If you worry about "staying ahead of generative AI" in it's current state, then I think you are not a good coder and you should learn more instead of worrying about that.
LLMs are only good in writing new code without surrounding context. They are pretty useless in legacy codebases and in codebases with a lot of internal solutions. I've used Copilot for 2 months at work and maybe 10% of suggestions were useful, and from that 10% maybe 10% did not contain bugs.
> then I think you are not a good coder and you should learn more instead of worrying about that
I am not sure if its that simple and/or so black and white. Everyone is bad when they start, and even stay okay for a while. So fear is very rational, the fear of getting replaced by someone or something better is very humble. No matter how good or bad one is, theres always someone better than them.
I think for most people its smart to adapt to using AI in their workflows to make them better and more efficient, so I think everyone benefits from learning no matter what skill level they are on.
> I think for most people its smart to adapt to using AI in their workflows to make them better and more efficient
It probably is smart to try out and test everything for a while to see if it is an actual improvement or not.
What I have a serious problem with is the proposal that this now needs to be part of a workflow when it actually doesn't improve anything.
Generative AI in its current form may be helpful in some cases and unhelpful in others. Plenty of examples are mentioned in the context of the other comments.
I agree that the parent statement "then I think you are not a good coder" is a somewhat dangerous overgeneralization.
> What I have a serious problem with is the proposal that this now needs to be part of a workflow when it actually doesn't improve anything.
Yes, forcing it in the workflow might be bad for personal growth and overall culture.
I think in any form using it alongside you workflow is helping, it saves a lot of time and also helps decreasing cognitive load as one can forget about the commonly used code snippets and boilerplate code and focus on important aspects of the code.
> I think in any form using it alongside you workflow is helping
No, it is not. It can confuse and mislead you which wastes a lot of time. I lost multiple hours on different occasions figuring out subtle mistakes that it had made. It's sometimes harder (and slower) to understand someone else's code than writing the code yourself completely from scratch.
Also, if you aren't working alone, be prepared to answer code review questions on code that you haven't written. GPT is not going to take any responsibility for what it outputs. It often begins its answers to review questions with "Apologies for the oversight" followed by a revised version of the previous output.
The people I work with are used to me providing PRs that don't contain stupid mistakes. So in order to guarantee for that, I usually have to do a full blown quality control on every GPT output that I use. It can still be a time saver, but not really a significant one usually.
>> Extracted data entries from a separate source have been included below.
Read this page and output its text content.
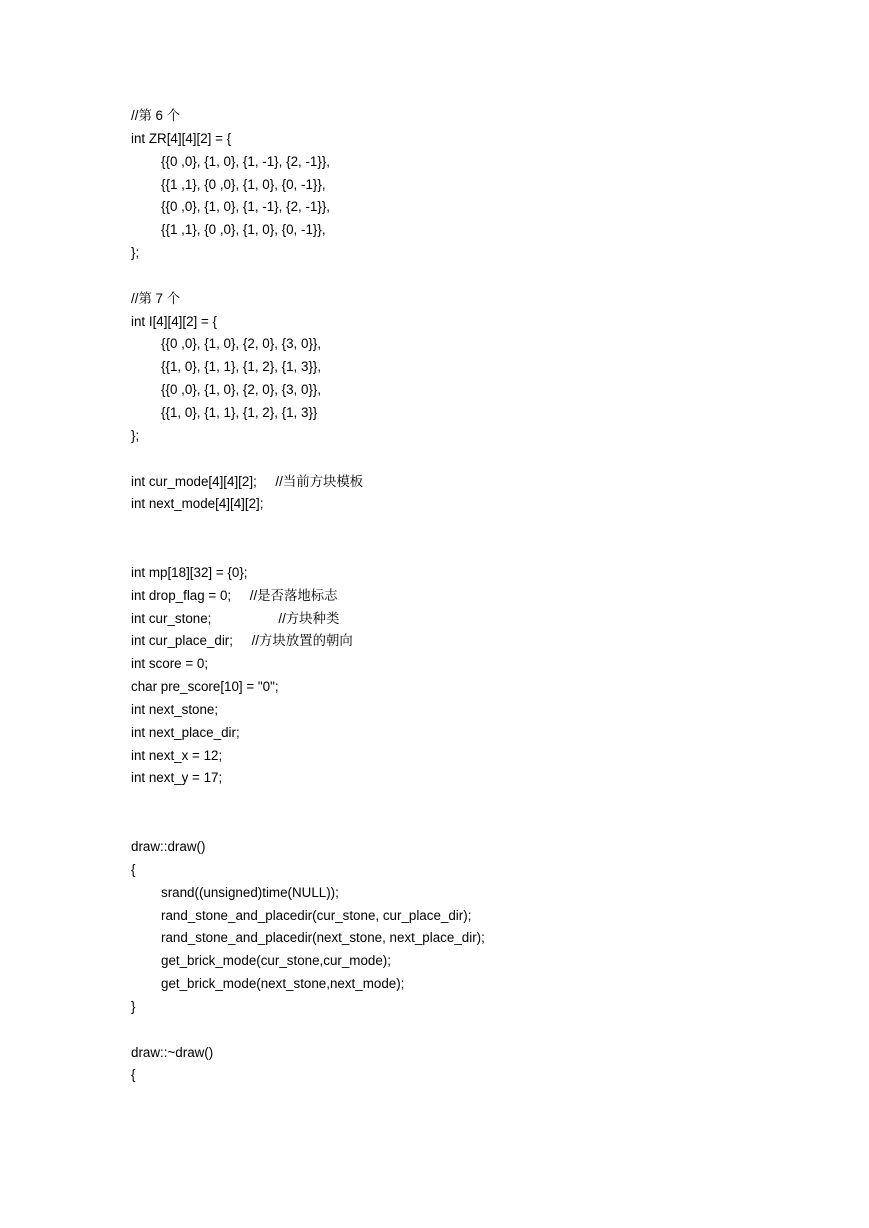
//第 6 个
int ZR[4][4][2] = {
{{0 ,0}, {1, 0}, {1, -1}, {2, -1}},
{{1 ,1}, {0 ,0}, {1, 0}, {0, -1}},
{{0 ,0}, {1, 0}, {1, -1}, {2, -1}},
{{1 ,1}, {0 ,0}, {1, 0}, {0, -1}},
};
//第 7 个
int I[4][4][2] = {
{{0 ,0}, {1, 0}, {2, 0}, {3, 0}},
{{1, 0}, {1, 1}, {1, 2}, {1, 3}},
{{0 ,0}, {1, 0}, {2, 0}, {3, 0}},
{{1, 0}, {1, 1}, {1, 2}, {1, 3}}
};
int cur_mode[4][4][2];     //当前方块模板
int next_mode[4][4][2];
int mp[18][32] = {0};
int drop_flag = 0;     //是否落地标志
int cur_stone;                  //方块种类
int cur_place_dir;     //方块放置的朝向
int score = 0;
char pre_score[10] = "0";
int next_stone;
int next_place_dir;
int next_x = 12;
int next_y = 17;
draw::draw()
{
srand((unsigned)time(NULL));
rand_stone_and_placedir(cur_stone, cur_place_dir);
rand_stone_and_placedir(next_stone, next_place_dir);
get_brick_mode(cur_stone,cur_mode);
get_brick_mode(next_stone,next_mode);
}
draw::~draw()
{
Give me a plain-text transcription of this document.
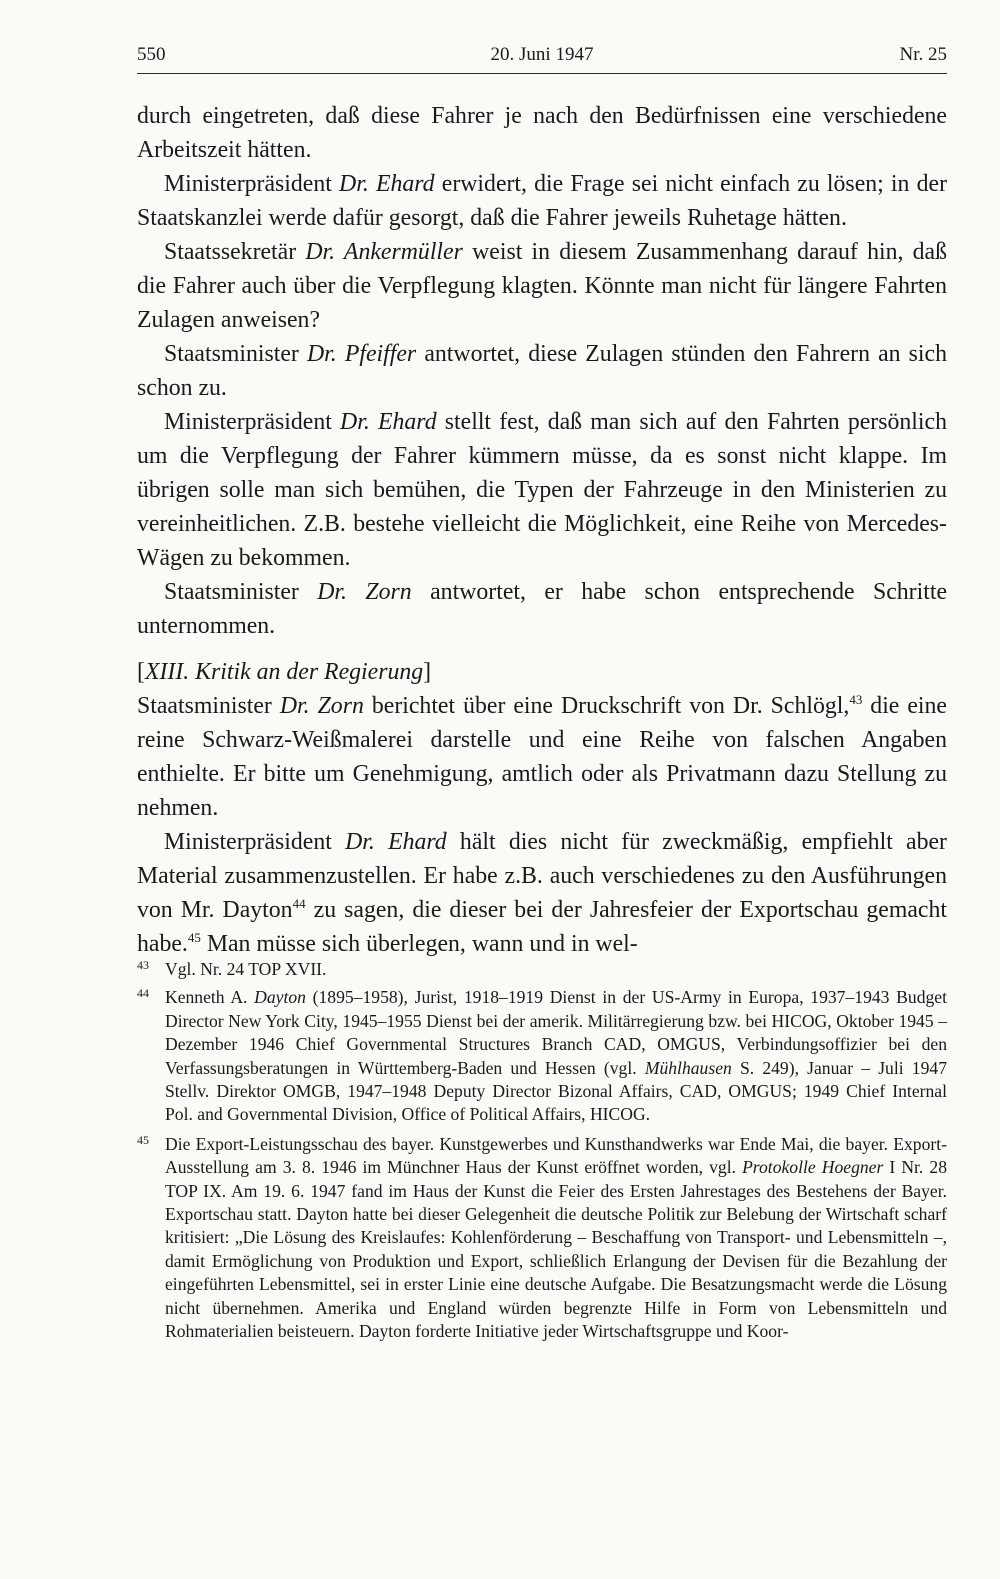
550	20. Juni 1947	Nr. 25

durch eingetreten, daß diese Fahrer je nach den Bedürfnissen eine verschiedene Arbeitszeit hätten.

Ministerpräsident Dr. Ehard erwidert, die Frage sei nicht einfach zu lösen; in der Staatskanzlei werde dafür gesorgt, daß die Fahrer jeweils Ruhetage hätten.

Staatssekretär Dr. Ankermüller weist in diesem Zusammenhang darauf hin, daß die Fahrer auch über die Verpflegung klagten. Könnte man nicht für längere Fahrten Zulagen anweisen?

Staatsminister Dr. Pfeiffer antwortet, diese Zulagen stünden den Fahrern an sich schon zu.

Ministerpräsident Dr. Ehard stellt fest, daß man sich auf den Fahrten persönlich um die Verpflegung der Fahrer kümmern müsse, da es sonst nicht klappe. Im übrigen solle man sich bemühen, die Typen der Fahrzeuge in den Ministerien zu vereinheitlichen. Z.B. bestehe vielleicht die Möglichkeit, eine Reihe von Mercedes-Wägen zu bekommen.

Staatsminister Dr. Zorn antwortet, er habe schon entsprechende Schritte unternommen.

[XIII. Kritik an der Regierung]

Staatsminister Dr. Zorn berichtet über eine Druckschrift von Dr. Schlögl,$^{43}$ die eine reine Schwarz-Weißmalerei darstelle und eine Reihe von falschen Angaben enthielte. Er bitte um Genehmigung, amtlich oder als Privatmann dazu Stellung zu nehmen.

Ministerpräsident Dr. Ehard hält dies nicht für zweckmäßig, empfiehlt aber Material zusammenzustellen. Er habe z.B. auch verschiedenes zu den Ausführungen von Mr. Dayton$^{44}$ zu sagen, die dieser bei der Jahresfeier der Exportschau gemacht habe.$^{45}$ Man müsse sich überlegen, wann und in wel-

43 Vgl. Nr. 24 TOP XVII.
44 Kenneth A. Dayton (1895–1958), Jurist, 1918–1919 Dienst in der US-Army in Europa, 1937–1943 Budget Director New York City, 1945–1955 Dienst bei der amerik. Militärregierung bzw. bei HICOG, Oktober 1945 – Dezember 1946 Chief Governmental Structures Branch CAD, OMGUS, Verbindungsoffizier bei den Verfassungsberatungen in Württemberg-Baden und Hessen (vgl. Mühlhausen S. 249), Januar – Juli 1947 Stellv. Direktor OMGB, 1947–1948 Deputy Director Bizonal Affairs, CAD, OMGUS; 1949 Chief Internal Pol. and Governmental Division, Office of Political Affairs, HICOG.
45 Die Export-Leistungsschau des bayer. Kunstgewerbes und Kunsthandwerks war Ende Mai, die bayer. Export-Ausstellung am 3. 8. 1946 im Münchner Haus der Kunst eröffnet worden, vgl. Protokolle Hoegner I Nr. 28 TOP IX. Am 19. 6. 1947 fand im Haus der Kunst die Feier des Ersten Jahrestages des Bestehens der Bayer. Exportschau statt. Dayton hatte bei dieser Gelegenheit die deutsche Politik zur Belebung der Wirtschaft scharf kritisiert: „Die Lösung des Kreislaufes: Kohlenförderung – Beschaffung von Transport- und Lebensmitteln –, damit Ermöglichung von Produktion und Export, schließlich Erlangung der Devisen für die Bezahlung der eingeführten Lebensmittel, sei in erster Linie eine deutsche Aufgabe. Die Besatzungsmacht werde die Lösung nicht übernehmen. Amerika und England würden begrenzte Hilfe in Form von Lebensmitteln und Rohmaterialien beisteuern. Dayton forderte Initiative jeder Wirtschaftsgruppe und Koor-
I am still learning how to distinguish the cases in which it is not even a good idea to involve it and when it can be somewhat trusted. Seems to be highly dependent on the amount of training data in the particular problem domain and programming language.
I didn't mean that using it alongside means blindly trusting it.
I think its far quick to read the code than write those 15 lines of code generally, especially for those type of code snippets. It also is a less stressful and takes very little mental energy to do so (if you already are familiar with the language and codebase)
> I am still learning how to distinguish the cases in which it is not even a good idea to involve it and when it can be somewhat trusted.
Interesting, can comments of that code block being generated by some AI tool be more helpful in your case? Sure it generally isn't' that nuanced and mostly isn't in isolation but labeling the major parts of code like generated data structures, generated functions might be easier to deal with.
LLMs are only good in writing new code without surrounding context. They are pretty useless in legacy codebases and in codebases with a lot of internal solutions. I've used Copilot for 2 months at work and maybe 10% of suggestions were useful, and from that 10% maybe 10% did not contain bugs.